I've been doing a bit of work lately looking at even-strength save percentages, since the evidence suggests that they do a better job of estimating team-independent performance than overall save percentages, which can be strongly influenced by special teams play and the number of special teams opportunities.
We have official even-strength performances available from NHL.com since 1998-99, and one of the things I have been tinkering with is estimating even-strength save percentages for prior years based on goalie overall save percentages and special team statistics like power plays against and power play goals against.
I compiled the even-strength numbers for the consensus top 5 goalies of the official save percentage era (Roy, Hasek, Brodeur, Belfour, Joseph), and filled them out by estimating their even-strength records for the remaining years of their careers. I'm still working on getting the best fit, so these numbers will be further refined, but I believe they give a good approximation. Once again, what many people see as a "Top 3 and Lesser 2" is more probably a "Top 2 and Lesser 3", perhaps even a "1-1-3" ranking:
Dominik Hasek: .935 even-strength sv%, .914 league average, +.021
Patrick Roy: .921 even-strength sv%, .906 league average, +.015
Martin Brodeur: .922 even-strength sv%, .916 league average, +.006
Curtis Joseph: .917 even-strength sv%, .911 league average, +.006
Ed Belfour: .916 even-strength sv%, .911 league average, +.005
I also thought it would be interesting to post a breakdown of seasons by "poor", "average", "good", and "great". I defined poor as a save percentage of below 99.5% of league average, an average season as from 99.5% - 100.5% of league average, good as 100.5% - 101.5% of league average, and great above 101.5% of league average. Here is how each goalie ended up doing in each season they faced at least 500 shots against:
Hasek: 0 bad, 0 average, 5 good, 8 great
Roy: 1 bad, 1 average, 6 good, 10 great
Brodeur: 0 bad, 7 average, 6 good, 2 great
Joseph: 3 bad, 7 average, 3 good, 3 great
Belfour: 3 bad, 6 average, 6 good, 2 great
There is a consistency argument that can be made for Brodeur over Belfour and Joseph, although some of the bad seasons for the latter two guys were late-career seasons when they were clearly on the decline. Belfour also had one average season effectively spiked by getting traded to the expansion-era San Jose Sharks, who were a legitimate shot quality outlier. In addition, Brodeur almost always tended to play more minutes than the other guys did, so as such we would expect his numbers to less affected by random variations.
If we further restrict it to seasons where the goalies faced at least 1000 shots against, and were between the ages of 21 and 36 (to match Brodeur's career so far), we get the following:
That shows much less of a difference between the bottom three guys, particularly for Joseph who really had his game desert him in his later years.
I still find it hard to see a significant difference between Brodeur and Belfour. There's not much between them other than in the games played column, and one could argue that Belfour closes some of that gap with superior playoff results. Over a 20 year career Brodeur likely gives a team more total value, but if you had to choose one of them to play a key game for you it's pretty much a tossup.

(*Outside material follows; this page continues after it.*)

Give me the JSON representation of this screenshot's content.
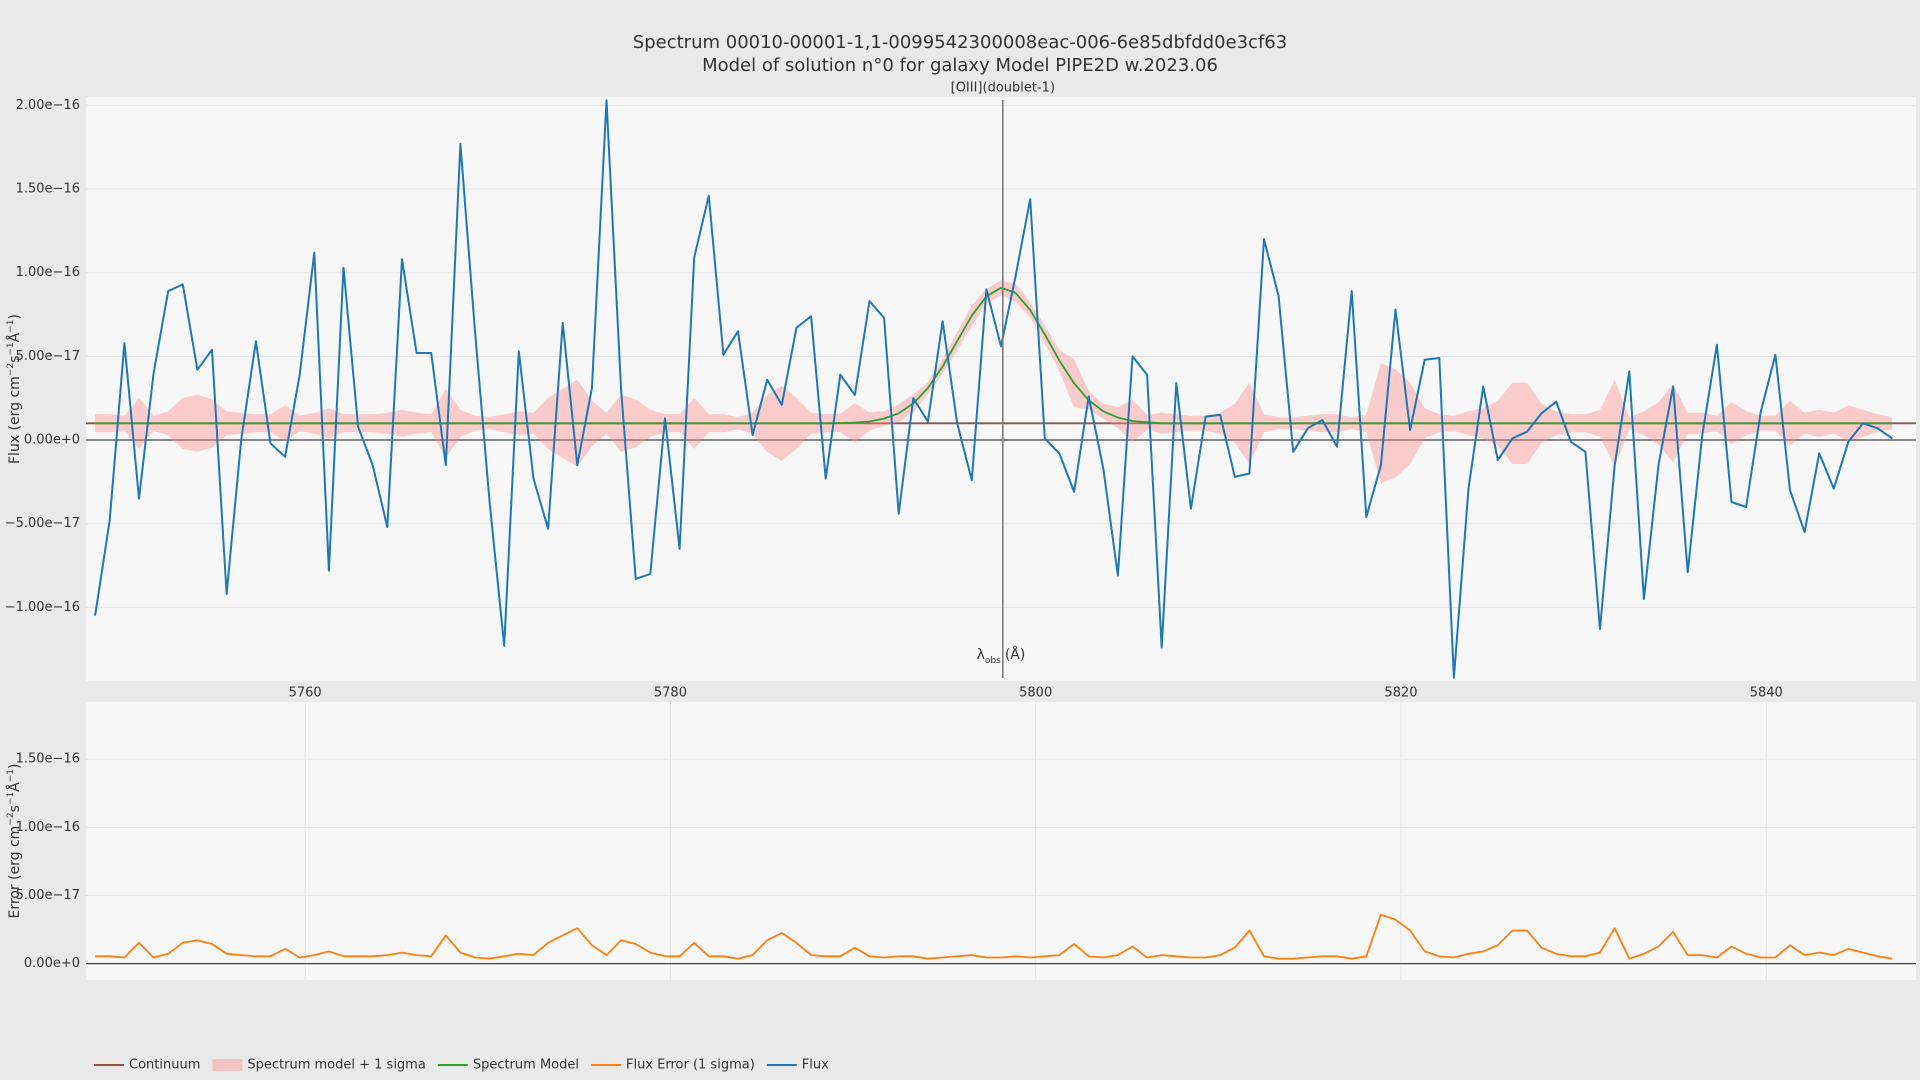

There was also probably little to no difference between Brodeur and Joseph in terms of stopping the puck, once you put the two of them on a level playing field. Joseph didn't age gracefully, but at his peak he was probably better than Brodeur at making the first save. When taking everything into consideration, however, Brodeur has much better non-save skills and that breaks the tie.
In an all-time perspective, if one was to rate goalies based on how they actually played, not based on how well their teams did or how good sportswriters thought they were, then Brodeur should be ranked much closer to Belfour and Joseph than to Hasek or Roy. As I've said many times before, I believe it's a mistake to rank Brodeur up with the latter two, as both of them had 6-7 years of prime seasons at a level well above anything Brodeur ever reached.
I hope to post some more numbers for other goalies when I get a chance. I did manage to run the numbers for Roberto Luongo, since he has done well in similar performance measures. I know it doesn't matter anymore now that he let in 7 goals in one playoff game, thereby rendering all previous results obsolete, but Luongo has a career .929 even-strength save percentage, compared to a league average of .918, for a +.011 difference, with 5 good seasons and 3 great seasons. That puts him on a trajectory to end up somewhere around the Belfour/Brodeur/Joseph range or even a bit above, keeping in mind that Belfour and Brodeur close the gap some when you factor in their apparent shot prevention effects.